Quando è esclusa la responsabilità?

Un secondo limite introdotto dalla normativa sanzionatoria riguarda le ipotesi di esclusione della responsabilità determinata “da oggettiva impossibilità tecnica“.

In merito a tale previsione, non possono essere avanzati rilievi tenuto conto che possono effettivamente verificarsi problemi di connettività o di malfunzionamenti tecnici dei dispositivi utilizzati per l’accettazione dei pagamenti elettronici.
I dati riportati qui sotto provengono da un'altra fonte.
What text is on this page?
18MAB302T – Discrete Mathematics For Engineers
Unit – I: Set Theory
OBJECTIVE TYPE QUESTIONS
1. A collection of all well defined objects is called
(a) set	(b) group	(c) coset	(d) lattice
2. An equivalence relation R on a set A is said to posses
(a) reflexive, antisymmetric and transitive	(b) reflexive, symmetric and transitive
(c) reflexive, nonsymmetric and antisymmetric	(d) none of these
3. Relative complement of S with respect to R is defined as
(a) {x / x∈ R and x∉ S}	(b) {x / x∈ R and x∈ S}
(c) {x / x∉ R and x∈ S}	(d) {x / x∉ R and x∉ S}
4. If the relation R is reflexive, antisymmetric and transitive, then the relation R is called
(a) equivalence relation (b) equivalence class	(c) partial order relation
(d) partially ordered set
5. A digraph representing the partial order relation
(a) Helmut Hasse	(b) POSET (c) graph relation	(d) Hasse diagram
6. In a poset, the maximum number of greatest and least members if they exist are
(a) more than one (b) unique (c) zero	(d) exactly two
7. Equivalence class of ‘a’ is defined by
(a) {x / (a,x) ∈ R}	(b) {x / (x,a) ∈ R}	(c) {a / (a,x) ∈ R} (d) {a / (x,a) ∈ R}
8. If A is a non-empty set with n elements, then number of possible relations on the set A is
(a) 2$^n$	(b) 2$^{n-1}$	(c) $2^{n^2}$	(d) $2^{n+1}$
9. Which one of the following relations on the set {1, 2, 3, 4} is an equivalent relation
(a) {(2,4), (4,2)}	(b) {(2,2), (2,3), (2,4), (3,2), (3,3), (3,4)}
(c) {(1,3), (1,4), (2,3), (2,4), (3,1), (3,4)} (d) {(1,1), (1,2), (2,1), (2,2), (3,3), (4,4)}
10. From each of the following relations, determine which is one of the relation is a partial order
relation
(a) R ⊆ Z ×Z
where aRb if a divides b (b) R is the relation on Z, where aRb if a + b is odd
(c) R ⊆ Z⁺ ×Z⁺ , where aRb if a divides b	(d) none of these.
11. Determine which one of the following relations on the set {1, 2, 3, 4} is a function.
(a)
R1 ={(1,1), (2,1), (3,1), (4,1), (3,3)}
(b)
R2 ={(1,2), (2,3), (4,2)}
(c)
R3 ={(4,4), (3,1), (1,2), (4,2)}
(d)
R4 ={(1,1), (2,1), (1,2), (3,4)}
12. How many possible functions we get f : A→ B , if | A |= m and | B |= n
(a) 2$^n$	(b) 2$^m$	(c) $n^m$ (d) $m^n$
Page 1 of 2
Ovviamente, si tratta di stabilire se detta impossibilità sia effettiva o uno strumento per aggirare il precetto giuridico.
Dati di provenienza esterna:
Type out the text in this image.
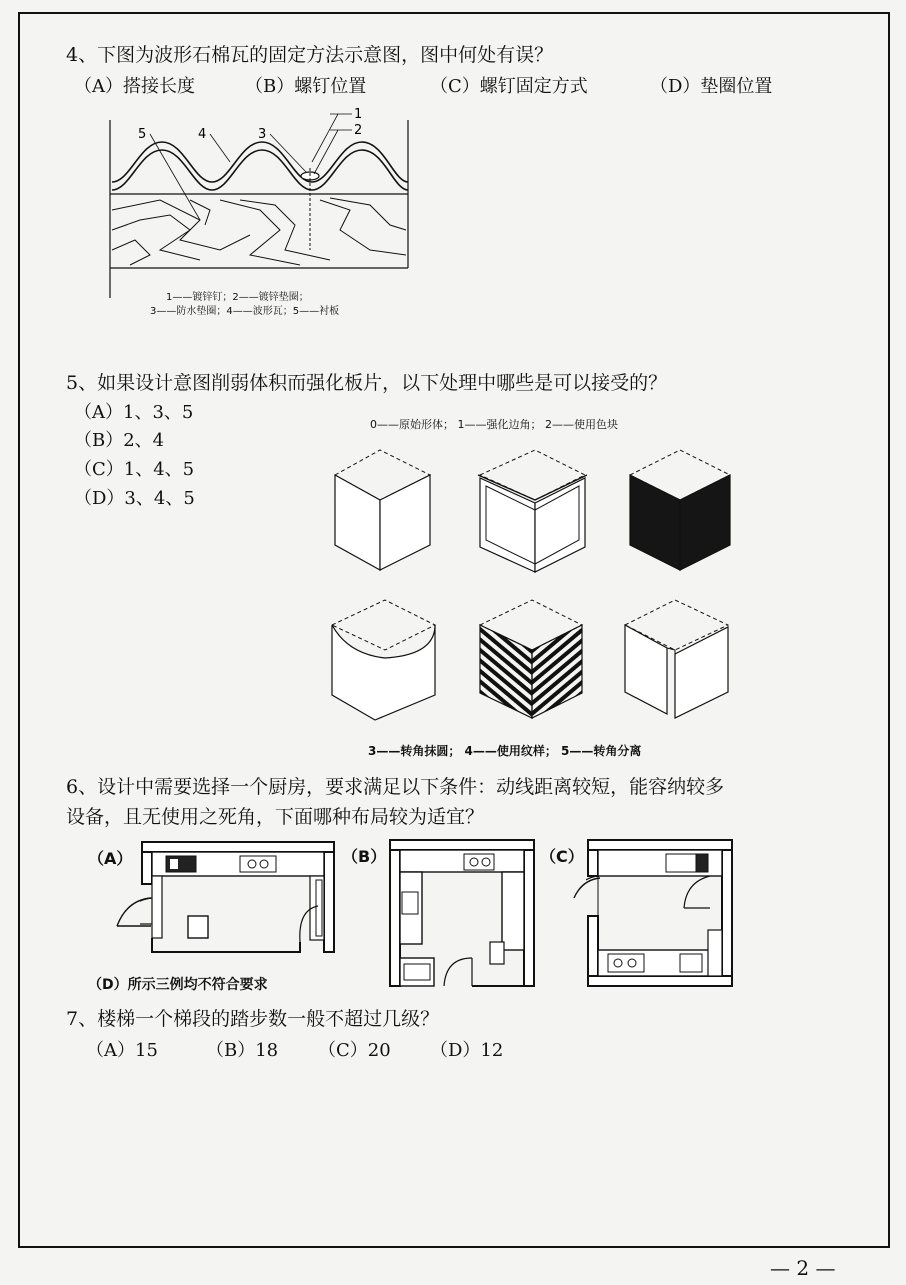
4、下图为波形石棉瓦的固定方法示意图，图中何处有误？
（A）搭接长度	（B）螺钉位置	（C）螺钉固定方式	（D）垫圈位置
5	4	3
1
2
1——镀锌钉；2——镀锌垫圈；
3——防水垫圈；4——波形瓦；5——衬板
5、如果设计意图削弱体积而强化板片，以下处理中哪些是可以接受的？
（A）1、3、5
（B）2、4
（C）1、4、5
（D）3、4、5
0——原始形体； 1——强化边角； 2——使用色块
3——转角抹圆； 4——使用纹样； 5——转角分离
6、设计中需要选择一个厨房，要求满足以下条件：动线距离较短，能容纳较多
设备，且无使用之死角，下面哪种布局较为适宜？
（A）	（B）	（C）
（D）所示三例均不符合要求
7、楼梯一个梯段的踏步数一般不超过几级？
（A）15	（B）18 （C）20 （D）12
— 2 —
Sta di fatto che i cittadini, di fronte ad un’eccezione del genere, non dispongono di alcuno strumento per verificarne la fondatezza né è ipotizzabile che ogniqualvolta venga mossa tale eccezione il cliente sia disponibile a chiedere l’intervento della Guardia di Finanza o degli altri Ufficiali e Agenti di Polizia giudiziaria.

Per ovviare a tale prevedibile generalizzato strumento evasivo, si potrebbe ipotizzare una preventiva comunicazione alle competenti Autorità. Si ha consapevolezza della farraginosità di tale procedura ma, se si vuole effettivamente condurre una seria lotta all’evasione fiscale, è necessario chiedere il contributo di tutti, salvo compensare il relativo costo amministrativo con una riduzione delle commissioni.

Accertamento, competenza e procedimento

Sul piano dell’accertamento non sussistono particolari difficoltà in quanto a tale attività, oltre la Guardia di Finanza (che utilizza anche gli ordinari poteri previsti dalla normativa in materia di IVA e imposte sul reddito), possono procedere anche gli altri ufficiali e gli agenti di Polizia giudiziaria. È comunque fatto salvo l’esercizio degli specifici poteri di accertamento previsti dalle leggi vigenti.

In merito alla natura giuridica delle sanzioni le stesse non possono essere qualificate di carattere tributario. Tale conclusione, ovviamente, non è priva di conseguenze giuridiche in quanto incide inevitabilmente sia sull’individuazione della competenza per materia sia sulle norme che disciplinano il relativo procedimento.

Alla sanzione – che non ha natura tributaria – si applicano le procedure e i termini stabiliti dalla legge n. 689/1981. È escluso il pagamento in misura ridotta.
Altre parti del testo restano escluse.